The Star's Daniel Dale keeps a running tally of Trump's mendacity which you can filter by topic. I urge you to visit the site. As well, today's Star explores this phenomenon,
the most comprehensive picture yet available of what historians say is an unprecedented avalanche of serial lying.
The following news story features Trump in his full mendacious 'glory,' his absolute contempt for truth and, by extension, people, made manifest:



Although it is likely apocryphal, the Chinese curse, "May you live in interesting times," has never seemed more relevant or more biting.

Friday, July 13, 2018

Feeling Like An American



Now that Ontario is in the thrall of Doug Ford and his Regressive Conservative Party, I am beginning to understand how sane and balanced Americans must feel having an obscene fool as their national leader. It makes everyone look bad.
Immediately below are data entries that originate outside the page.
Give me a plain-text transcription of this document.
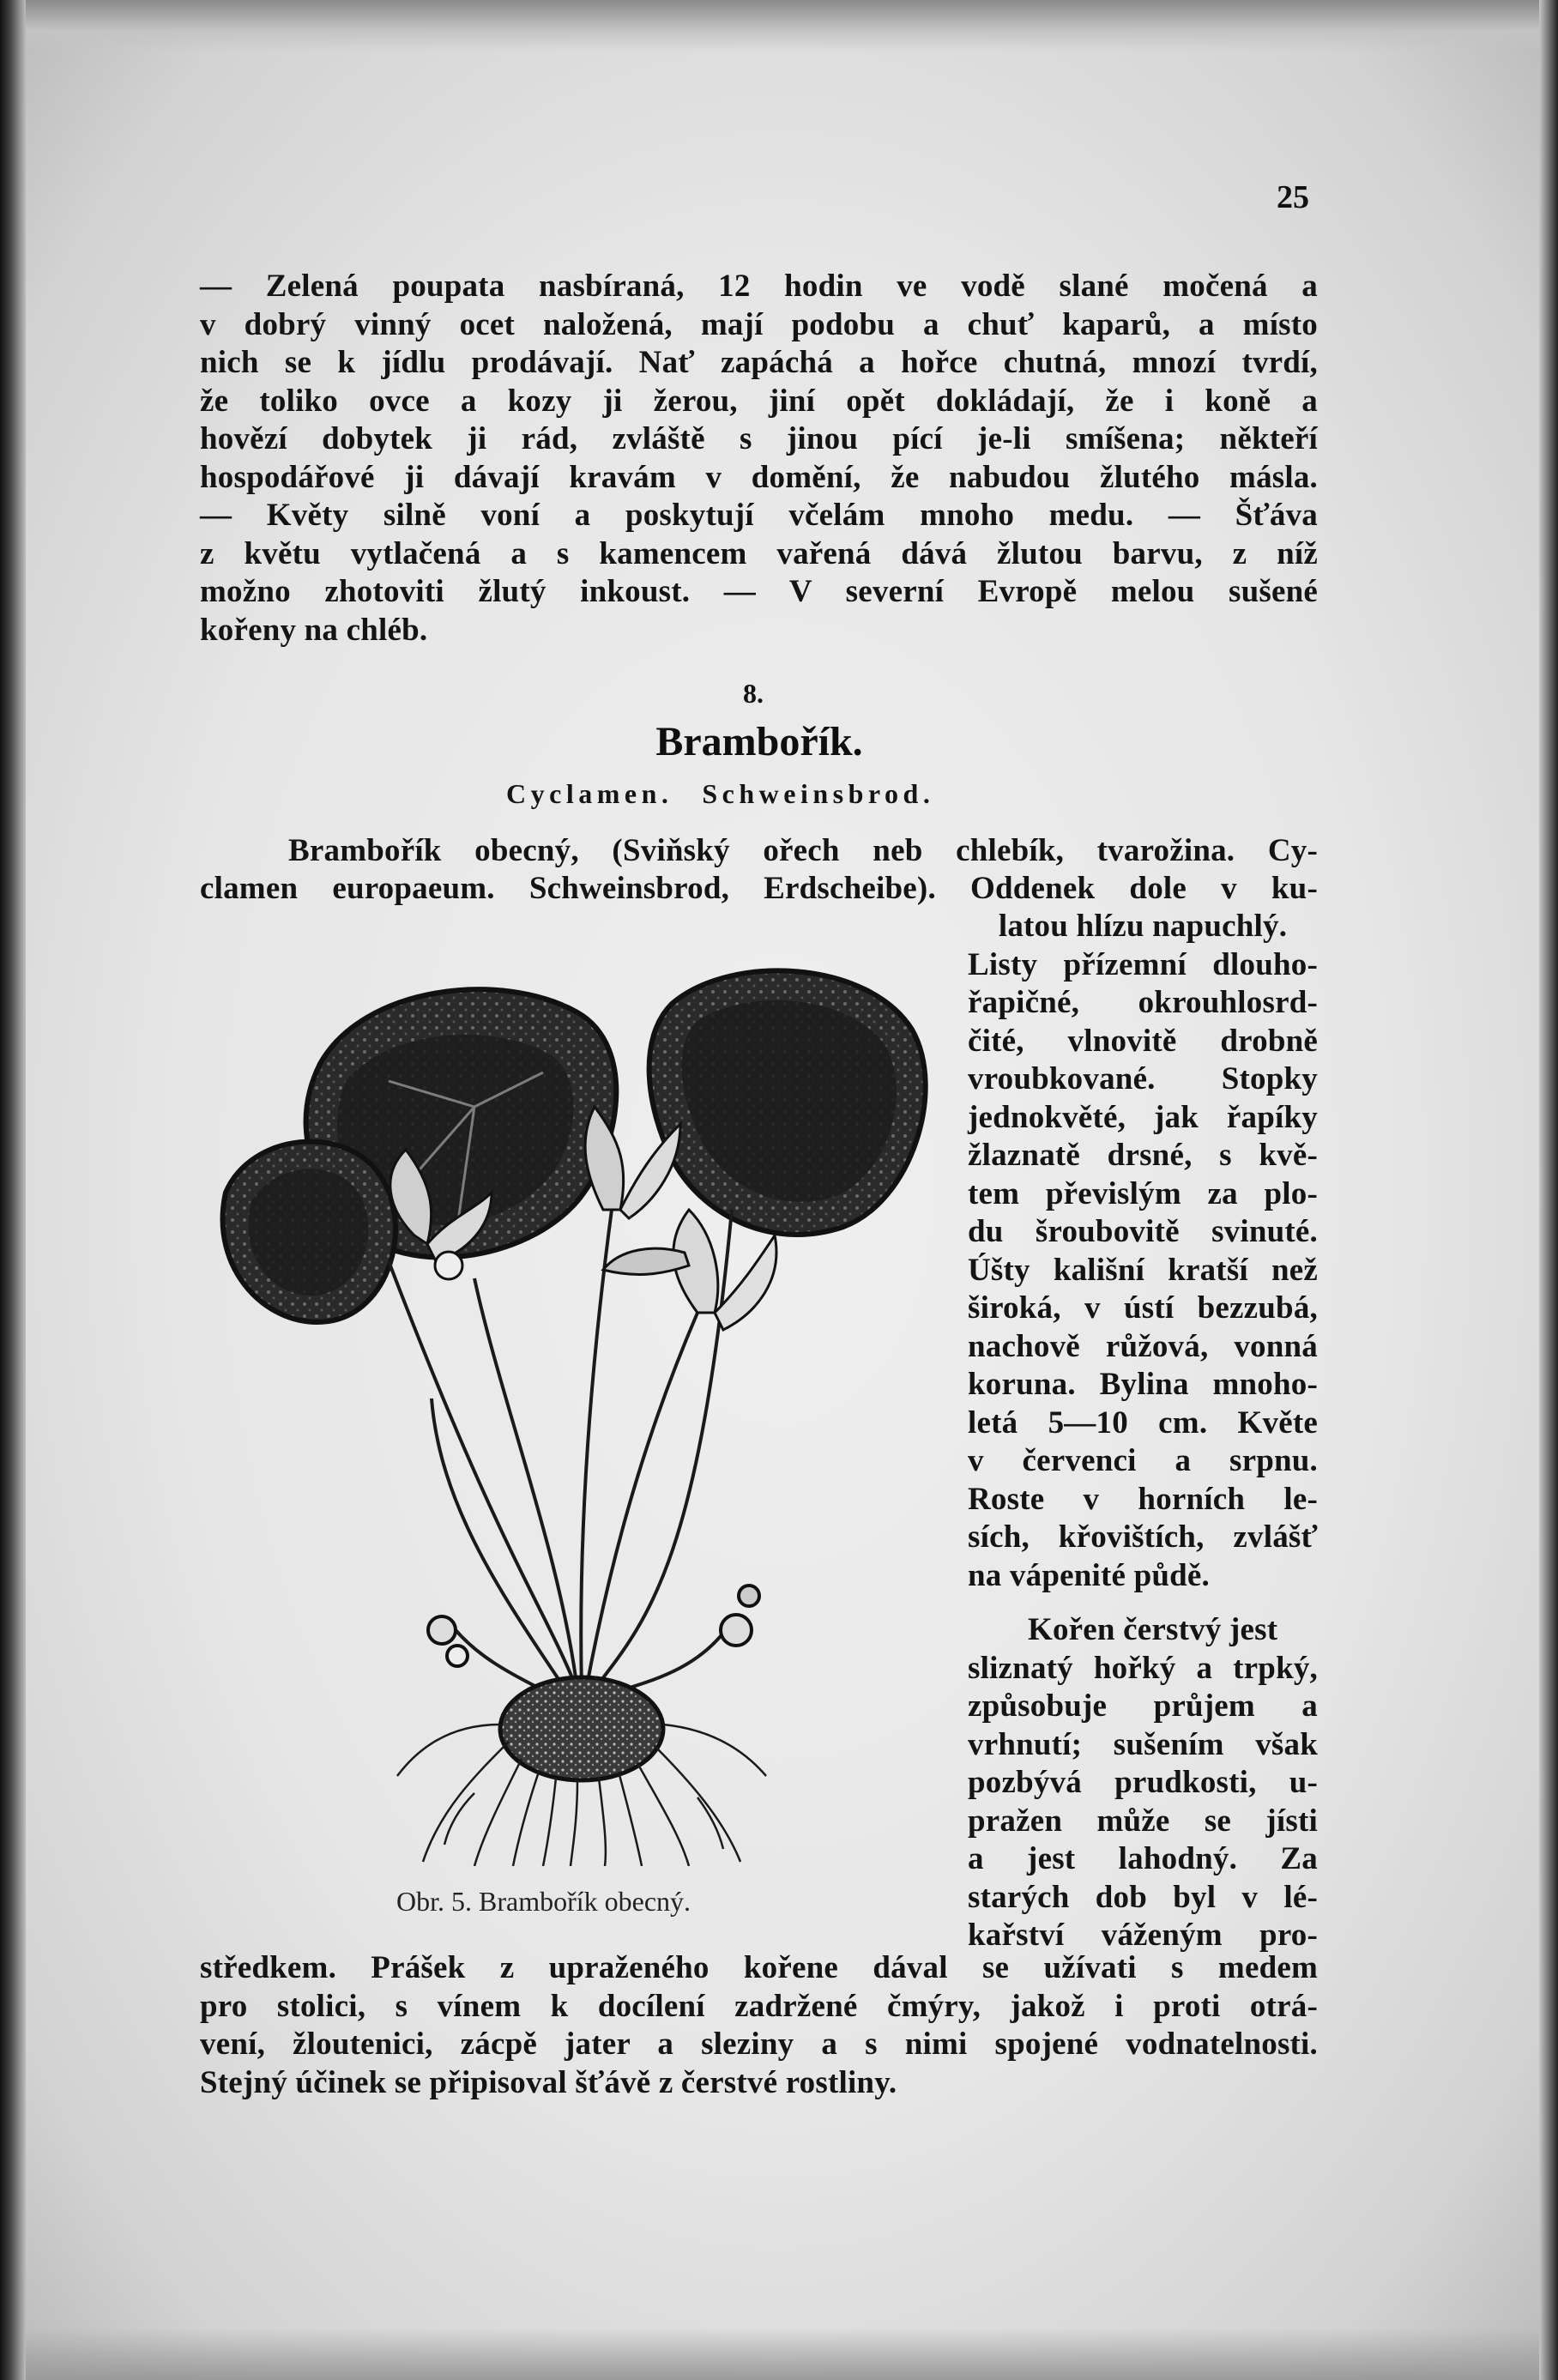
25
— Zelená poupata nasbíraná, 12 hodin ve vodě slané močená a
v dobrý vinný ocet naložená, mají podobu a chuť kaparů, a místo
nich se k jídlu prodávají. Nať zapáchá a hořce chutná, mnozí tvrdí,
že toliko ovce a kozy ji žerou, jiní opět dokládají, že i koně a
hovězí dobytek ji rád, zvláště s jinou pící je-li smíšena; někteří
hospodářové ji dávají kravám v domění, že nabudou žlutého másla.
— Květy silně voní a poskytují včelám mnoho medu. — Šťáva
z květu vytlačená a s kamencem vařená dává žlutou barvu, z níž
možno zhotoviti žlutý inkoust. — V severní Evropě melou sušené
kořeny na chléb.
8.
Brambořík.
Cyclamen. Schweinsbrod.
Brambořík obecný, (Sviňský ořech neb chlebík, tvarožina. Cy-
clamen europaeum. Schweinsbrod, Erdscheibe). Oddenek dole v ku-
latou hlízu napuchlý.
Listy přízemní dlouho-
řapičné, okrouhlosrd-
čité, vlnovitě drobně
vroubkované. Stopky
jednokvěté, jak řapíky
žlaznatě drsné, s kvě-
tem převislým za plo-
du šroubovitě svinuté.
Úšty kališní kratší než
široká, v ústí bezzubá,
nachově růžová, vonná
koruna. Bylina mnoho-
letá 5—10 cm. Květe
v červenci a srpnu.
Roste v horních le-
sích, křovištích, zvlášť
na vápenité půdě.
Kořen čerstvý jest
sliznatý hořký a trpký,
způsobuje průjem a
vrhnutí; sušením však
pozbývá prudkosti, u-
pražen může se jísti
a jest lahodný. Za
starých dob byl v lé-
kařství váženým pro-
středkem. Prášek z upraženého kořene dával se užívati s medem
pro stolici, s vínem k docílení zadržené čmýry, jakož i proti otrá-
vení, žloutenici, zácpě jater a sleziny a s nimi spojené vodnatelnosti.
Stejný účinek se připisoval šťávě z čerstvé rostliny.
Obr. 5. Brambořík obecný.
While Ford and his merry band of obsequious MPPs secured their majority thanks to a minority of voters who were filled with "passionate intensity" while the "best lacked all conviction" and chose to vote in smaller numbers, all of us, because we live in a democracy,' must bear the shame and ignominy.

The tail wags the dog here in Ontario. And make no mistake - just as Trump plays to his base, Ford et al. have every intention of tailoring their time in office to the demands of the minority who elected them. Just take a look at yesterday's Throne Speech:
The Tories will ... free police from “onerous restrictions that treat those in uniform as subjects of suspicion and scorn,” [a return to carding and loose SIU oversight?] end “unaffordable green energy contracts,” and expand beer and wine sales to convenience and big-box stores.
Ignoring the fact that extensive consultation paved the way to the revised 2015 sex-ed curriculum, this benighted new government
... will replace the 2015 “sex education curriculum with an age-appropriate one that is based on real consultation with parents.”

In a sop to the social conservatives who helped him become Tory leader in March, the new premier’s administration will use the 1998 sex education syllabus, which predates Google, same-sex marriage, and social media, until a new lesson plan is developed.
Crazed evangelical leader Charles McVety is delighted, observing that
students can now “go and learn how to tie their shoelaces and do arithmetic and read and write and do what they should be doing in school instead of learning things that belong, really, in post-graduate studies.”
Others were not so kind:
Green Leader Mike Schreiner countered that Ford has “declared war on the modern world.

“I mean, to have no climate change plan and to take our sex-ed curriculum back to 1998 is taking the province backwards,” said Schreiner.
That old curriculum was woefully antiquated, in no way addressing the problems and concerns bedeviling 21st century children:
The 1998 health and physical education curriculum describes a society that few elementary school students would recognize. It does not mention the words cyber-bullying, social media, race, lesbian, gay, bisexual or transgender. It only once mentions the word Internet, and only to say that kids can use computers to surf the “World Wide Web” for information.
I could go on, but I think you get the picture that our 'new' government has some mighty 'old' ideas and beliefs.

On a personal note, it is very difficult for me to be anything other than contemptuous of my fellow Ontarians. But that, I suspect, will be the subject of a future post.